Reputation: 13556
I have a requirement that says a name must not start with 3 identical letters ignoring their case. A name starts with an upper case letter followed by lower case letters.
Basically I could convert the whole name to upper case and then match with a regex like (\p{Lu})\1{3,}.*
.
But I was wondering if there exists a regex that matches the above requirements and does not need any preprocessing of the string to be matched. So what regex can I use to match strings like Aa
, Dd
or Uu
without explicitly specifiying any possible combination?
EDIT:
I accepted Markos answer. I just needed to fix it to work with names of length 1 and two and anchor it at the beginning. So the actual regex for my use case is ^(\p{Lu})(\p{Ll}?$|(?=\p{Ll}{2})(?i)(?!(\1){2}))
.
I also upvoted the answers of Evgeniy and sp00m for helping me to learn a lesson in regexes.
Thanks for your efforts.
Upvotes: 7
Views: 3247
Reputation: 1580
It might make sense here to use separate checks for the different requirements, especially since requirement lists tend to grow over time.
Your requirements as described are:
A name must not start with 3 identical letters ignoring their case
and
A name starts with an upper case letter followed by lower case letters.
Performing a separate check for each (as described in the other posts) also allows you to give the user proper error messages describing what is actually wrong. And it's certainly more readable.
Upvotes: 0
Reputation: 200148
I admit to rising on the shoulders of giants (the other posters here), but this solution actually works for your use case:
final String[] strings = { "Aba", "ABa", "aba", "aBa", "Aaa", "Aab" };
final Pattern p = Pattern.compile("(\\p{Lu})(?=\\p{Ll}{2})(?i)(?!(\\1){2})");
for (String s : strings) System.out.println(s + ": " + p.matcher(s).find());
Now we have:
Output:
Aba: true ABa: false aba: false aBa: false Aaa: false Aab: true
Upvotes: 3
Reputation: 92976
Evgeniy Dorofeev solution is working (+1), but it can be done simpler, using only a lookahead
(\\p{Lu})(?=\\p{Ll})(?i)\\1
(\\p{Lu})
matches a uppercase character and stores it to \\1
(?=\\p{Ll})
is a positive lookahead assertion ensuring that the next character is a lowercase letter.
(?i)
is an inline modifier, enabling case independent matching.
\\1
matches the uppercase letter from the first part (but now case independent because of the modifier in front).
Test it:
String[] TestInput = { "foobar", "Aal", "TTest" };
Pattern p = Pattern.compile("(\\p{Lu})(?=\\p{Ll})(?i)\\1");
for (String t : TestInput) {
Matcher m = p.matcher(t);
if (m.find()) {
System.out.println(t + " ==> " + true);
} else {
System.out.println(t + " ==> " + false);
}
}
Output:
foobar ==> false
Aal ==> true
TTest ==> false
Upvotes: 2
Reputation: 469
I have a requirement that says a name must not start with 3 identical letters ignoring their case.

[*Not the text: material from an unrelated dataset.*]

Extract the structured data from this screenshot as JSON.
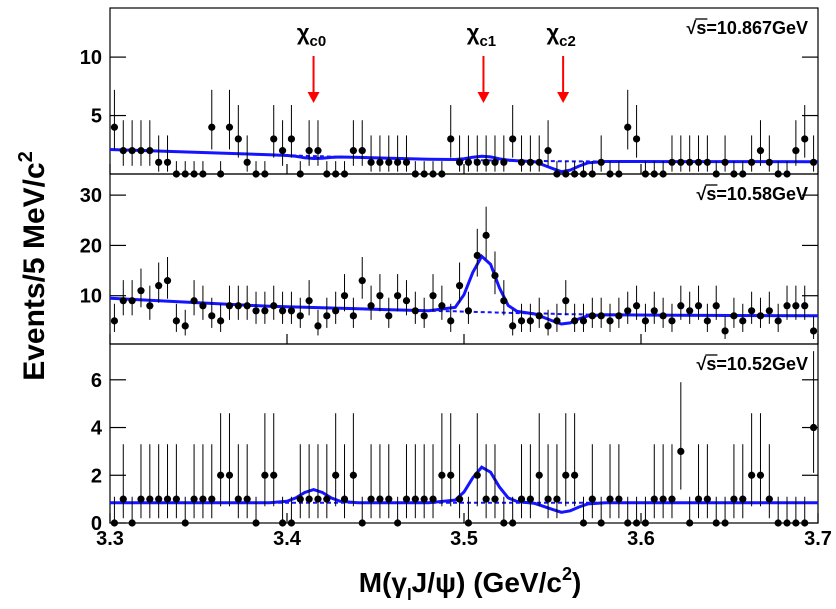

You should use the case-insensitive option: (?i)
and the "catch-all" \w
e.g.: (?i)(\w)\1{2,}.*
or just [a-z]
e.g.: (?i)([a-z])\1{2,}.*
Upvotes: 1
Reputation: 48807
This matches any uppercased letter followed by the same letter, uppercased or not:
([A-Z])(?i)\1
This matches any uppercased letter followed by the same letter, but necessarily lowercased:
([A-Z])(?!\1)(?i)\1
For example in Java,
String pattern = "([A-Z])(?!\\1)(?i)\\1";
System.out.println("AA".matches(pattern));
System.out.println("aa".matches(pattern));
System.out.println("aA".matches(pattern));
System.out.println("Aa".matches(pattern));
Prints
false
false
false
true
Upvotes: 2
Reputation: 135992
try
String regex = "(?i)(.)(?=\\p{javaLowerCase})(?<=\\p{javaUpperCase})\\1";
System.out.println("dD".matches(regex));
System.out.println("dd".matches(regex));
System.out.println("DD".matches(regex));
System.out.println("Dd".matches(regex));
output
false
false
false
true
Upvotes: 2